Judge’s arbitration ruling saves the golden goose

In a succinct and, at times, colourful judgment in Midnight Marine v Thomas Miller Speciality Underwriting Agency (formerly Osprey) [2018], Males J has roundly rejected an Assured’s oral application to overturn a decision made ‘on paper’ by another judge for permission to appeal an arbitration award.

The facts of the underlying dispute are that a barge, the Labhauler, listed at sea, losing its cargo overboard, and subsequently sinking in 2007. A claim by cargo interests against the vessel owners was settled, but the vessel’s P&I Club denied cover.  Owners ignored a London arbitration agreement in the P&I Club’s Rules and brought proceedings against the Club in Canada in 2008 for CAD 625,000 (c. £370,000). The Canadian Supreme Court ordered that these proceedings be stayed in 2010, in recognition of the London arbitration commenced by the Club, also in 2008, for a declaration of non-liability. Fast forward to July 2017 and, after seven years of apparent inactivity, the Assured sought to appoint an arbitrator in the London arbitration.

The Club sought and duly obtained an award from the Tribunal that the Assured’s claim was time-barred by the contractual and/or the statutory limitation periods, alternatively that its claim should be dismissed for inordinate and inexcusable delay under s.41(3) Arbitration Act 1996.

The Assured appealed to the Commercial Court, seeking to overturn the award:

  • on the grounds of procedural irregularity under s.68 of the Act, on the basis that the Tribunal had exceeded its jurisdiction in finding that the Assured was a “claimant” within the meaning of the term in s.41(3), such that the arbitrators were entitled to dismiss its claim; and
  • on a point of law under s.69  of the Act, on the grounds that the claim was not time-barred owing to the Club having commenced arbitration for a negative declaration.

Butcher J. dismissed the challenge, without a hearing, on the basis that the arbitrators’ decision on the law was not obviously wrong and nor did it give rise to a substantial injustice to the applicant Assured.

Males J made short shrift of dismissing the Assured’s oral applications to set aside Butcher J’s decision, and for permission to ask the Court of Appeal for leave to appeal the award. In doing so, the judge referred to the “absurdity” of the Assured’s position, and its “insuperable dilemma” on account of its being required to argue seemingly conflicting positions. On the one hand (for the s.68 case), the Assured argued that it was not the claimant in the arbitration and, therefore, that s.41(3) did not apply. On the other hand (for its s.69 case), it sought to argue that its claim had in effect been referred to arbitration and, therefore, was not time-barred.

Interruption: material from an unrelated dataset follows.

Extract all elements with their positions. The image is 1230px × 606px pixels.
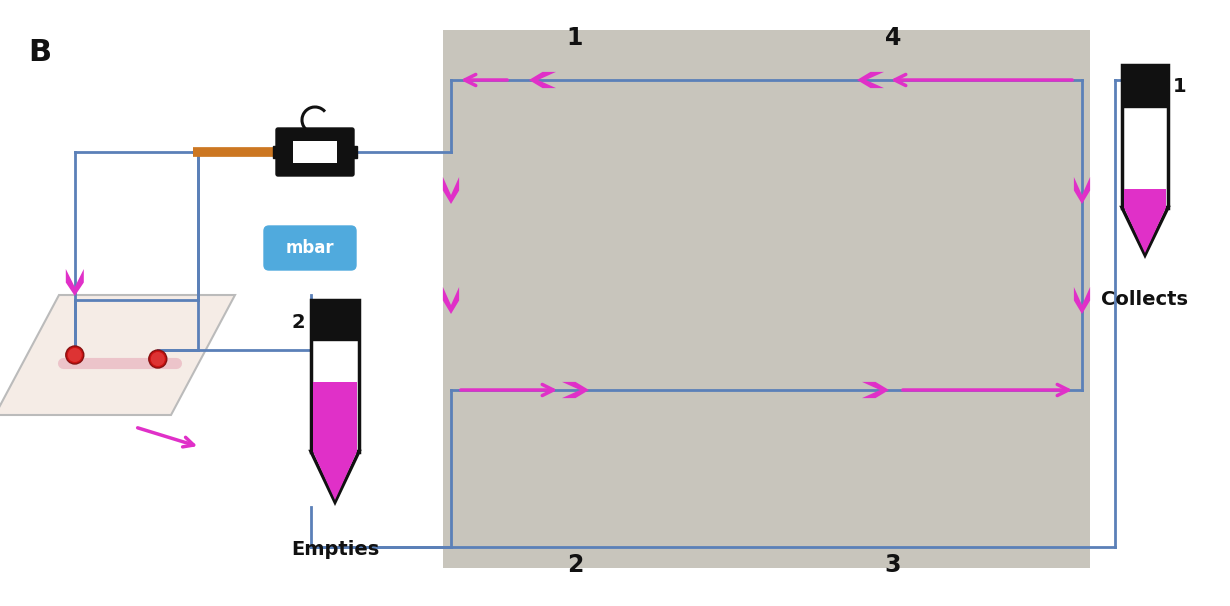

The Judge did not pull his punches either in expressing his dismay at the parties’ combined costs of £150,000 in this oral application alone. In his comments about ways in which the Court should in future handle applications for leave to appeal arbitrations more efficiently, he continued the long line of English Court judgments that give deference to the consensual nature of arbitration, referring to the over-arching need not to permit the cost of procedural applications to become so disproportionate.  As the judge put it “There is after all such a thing as killing the golden goose”.

As a postscript though, interestingly, Males J indicated that if the s.69 application had stood alone he might have been inclined to grant permission to appeal. A glimmer of encouragement, perhaps, as regards the English Court’s ‘case-by-case’ approach in an otherwise ‘unfriendly’ judgment for those who may be dissatisfied with the outcome of arbitration.